OccFormer: Dual-path Transformer for Vision-based 3D Semantic Occupancy Prediction

Overview

Vision-based 3D semantic occupancy prediction aims to predict the semantic class and occupancy status of every voxel in a 3D volume surrounding the ego vehicle, using only camera images. Unlike object detection, which represents the scene as a sparse set of bounding boxes, occupancy prediction produces a dense volumetric representation that can capture arbitrary geometry -- critical for handling irregular obstacles like construction debris, fallen trees, or unusually shaped vehicles that bounding boxes cannot faithfully represent. The challenge is that naively applying 3D convolutions or full 3D attention to high-resolution voxel grids is computationally prohibitive.

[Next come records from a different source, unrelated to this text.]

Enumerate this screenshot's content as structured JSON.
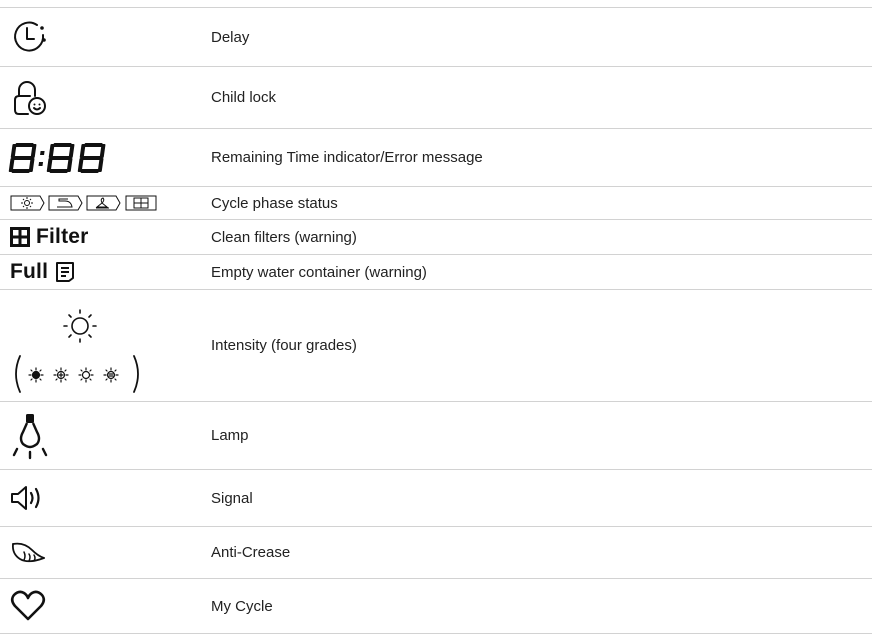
{
  "rows": [
    {
      "icon": "clock-delay-icon",
      "label": "Delay"
    },
    {
      "icon": "child-lock-icon",
      "label": "Child lock"
    },
    {
      "icon": "seven-segment-display-icon",
      "label": "Remaining Time indicator/Error message"
    },
    {
      "icon": "cycle-phase-icons",
      "label": "Cycle phase status"
    },
    {
      "icon": "filter-grid-icon",
      "symbol_text": "Filter",
      "label": "Clean filters (warning)"
    },
    {
      "icon": "water-container-icon",
      "symbol_text": "Full",
      "label": "Empty water container (warning)"
    },
    {
      "icon": "intensity-sun-icon",
      "label": "Intensity (four grades)"
    },
    {
      "icon": "lamp-icon",
      "label": "Lamp"
    },
    {
      "icon": "speaker-signal-icon",
      "label": "Signal"
    },
    {
      "icon": "feather-icon",
      "label": "Anti-Crease"
    },
    {
      "icon": "heart-icon",
      "label": "My Cycle"
    }
  ]
}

OccFormer addresses this computational bottleneck through a dual-path transformer encoder that decomposes 3D processing into two complementary pathways: a local path that processes individual horizontal BEV slices (2D cross-sections at each height) to capture fine-grained local geometry, and a global path that operates on height-averaged BEV features to capture scene-level layout and long-range spatial context. This factorization avoids full 3D attention while still capturing both local detail and global structure. The paper also introduces a novel transformer-based occupancy decoder adapted from Mask2Former, with two key innovations: preserve-pooling (using max-pooling instead of interpolation for multi-scale features to avoid blurring sparse occupancy structures) and class-guided sampling (biasing attention point sampling toward underrepresented classes to handle severe class imbalance).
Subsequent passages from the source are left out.